FIG. 11(a) is a side view of a conventional mono-pole antenna. The conventional mono-pole antenna comprises a flat-plate conductive ground plane 91 made from copper material or the like, a feeding point 92 positioned at the center of the ground plane 91, and an antenna element 93 made from linear copper material or the like. The antenna element 93, with one end connected to the feeding point 92 and the other end opened, is vertically extended by height h against the ground plane 91. The mono-pole antenna is configured in this way.
Also, FIG. 11(b) is a side view of a conventional folded mono-pole antenna. The conventional folded mono-pole antenna has an antenna element 103 made from linear copper material or the like which is folded in U-shape. The antenna element 103, with one end connected to the feeding point 92, is vertically extended by height h against the ground plane 91, and its upper part is folded in U-shape, while the other end is connected to the ground plane 91. The folded mono-pole antenna is configured in this way.

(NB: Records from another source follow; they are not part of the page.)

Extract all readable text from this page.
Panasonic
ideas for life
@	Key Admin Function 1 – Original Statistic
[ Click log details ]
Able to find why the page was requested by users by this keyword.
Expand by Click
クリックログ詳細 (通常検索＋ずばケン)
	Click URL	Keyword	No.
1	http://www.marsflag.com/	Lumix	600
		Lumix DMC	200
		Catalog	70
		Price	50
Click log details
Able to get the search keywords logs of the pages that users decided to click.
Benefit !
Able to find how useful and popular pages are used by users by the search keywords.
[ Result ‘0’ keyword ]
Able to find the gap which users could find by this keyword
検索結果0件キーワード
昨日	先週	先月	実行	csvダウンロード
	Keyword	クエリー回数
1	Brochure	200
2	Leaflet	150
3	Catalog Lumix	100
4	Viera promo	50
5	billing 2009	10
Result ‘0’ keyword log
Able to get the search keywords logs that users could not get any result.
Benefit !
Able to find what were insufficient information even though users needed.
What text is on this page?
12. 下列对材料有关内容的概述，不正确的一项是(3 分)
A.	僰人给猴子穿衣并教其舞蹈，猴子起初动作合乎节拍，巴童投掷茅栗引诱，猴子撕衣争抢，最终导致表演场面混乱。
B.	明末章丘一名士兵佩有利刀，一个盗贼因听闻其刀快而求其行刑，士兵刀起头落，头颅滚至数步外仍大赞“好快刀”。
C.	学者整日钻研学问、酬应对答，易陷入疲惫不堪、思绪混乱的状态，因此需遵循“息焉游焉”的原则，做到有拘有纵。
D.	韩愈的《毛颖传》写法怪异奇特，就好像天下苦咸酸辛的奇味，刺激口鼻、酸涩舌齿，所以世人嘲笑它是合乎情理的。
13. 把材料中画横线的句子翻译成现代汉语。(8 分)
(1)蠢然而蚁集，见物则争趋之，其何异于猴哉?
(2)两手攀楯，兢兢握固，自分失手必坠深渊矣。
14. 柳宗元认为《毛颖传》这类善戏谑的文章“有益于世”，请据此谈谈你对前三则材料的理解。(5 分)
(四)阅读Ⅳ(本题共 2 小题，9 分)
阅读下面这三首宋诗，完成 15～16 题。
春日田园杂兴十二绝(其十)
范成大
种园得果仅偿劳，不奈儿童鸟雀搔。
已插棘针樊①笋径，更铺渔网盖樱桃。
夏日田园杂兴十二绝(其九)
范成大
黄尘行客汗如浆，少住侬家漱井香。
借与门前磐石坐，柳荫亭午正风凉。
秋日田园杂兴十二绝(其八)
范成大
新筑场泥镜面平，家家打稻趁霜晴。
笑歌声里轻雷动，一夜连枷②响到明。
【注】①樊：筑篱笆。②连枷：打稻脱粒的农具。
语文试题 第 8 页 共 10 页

In any of the antennas configured as described above, when high-frequency current of operating frequency is supplied to the feeding point 92, the antenna elements 93, 103 are excited to perform signal transmitting operation. Also, in signal reception, the antenna elements 93, 103 are excited by the high-frequency electromagnetic field of operating frequency to perform signal receiving operation.
The mono-pole antenna is formed so that one end of the antenna element 93 is connected to the feeding point 92 and the other end thereof is opened. Therefore, current (i1) across a–b and image current (i1) equivalent to across a–b flow in same phase to the ground plane 91. The mono-pole antenna is excited in this way, and then electromagnetic waves are emitted into the air.
On the other hand, the folded mono-pole antenna is formed so that the antenna element 103 is folded in U-shape. Therefore, in addition to current (i1) across a–b and current (i3) across c–d, image current (i1, i3) equivalent to across a–b and across c–d flows in same phase to the ground plane 91. Since the folded mono-antenna is enhanced in excitation by using such a configuration, the band width of the antenna can be expanded.
As preceding technical document information regarding the invention of this application, for example, Japanese Laid-open Patent S62-122401 is well known.
However, as in a conventional mono-pole antenna and a folded mono-pole antenna described above, the antenna is generally operated in a ¼ wavelength mode. Therefore, the mechanical height h is required to be at least ¼ wavelength of operating frequency. For example, in the case of 900 MHz band used for cellular phones, the height required is at least 83 mm that is equivalent to ¼ wavelength thereof.
Accordingly, for the reduction in size of the antenna, if the mechanical height h of the antenna element is lowered by making the height shorter than ¼ wavelength of operating frequency, then the antenna impedance is decreased, and there arises a problem that it is difficult to adjust impedance matching.
Also, when the above conventional antenna is installed on a rear tray or dashboard in a vehicle, it is desirable to face the antenna elements 93, 103 upward in order to improve the electromagnetic wave emission efficiency of the antenna. However, if the antenna elements 93, 103 are faced upward, a large space is occupied by the antenna elements 93, 103 in the direction of height, and there arises a problem of causing inconvenience in use of the antenna in a vehicle.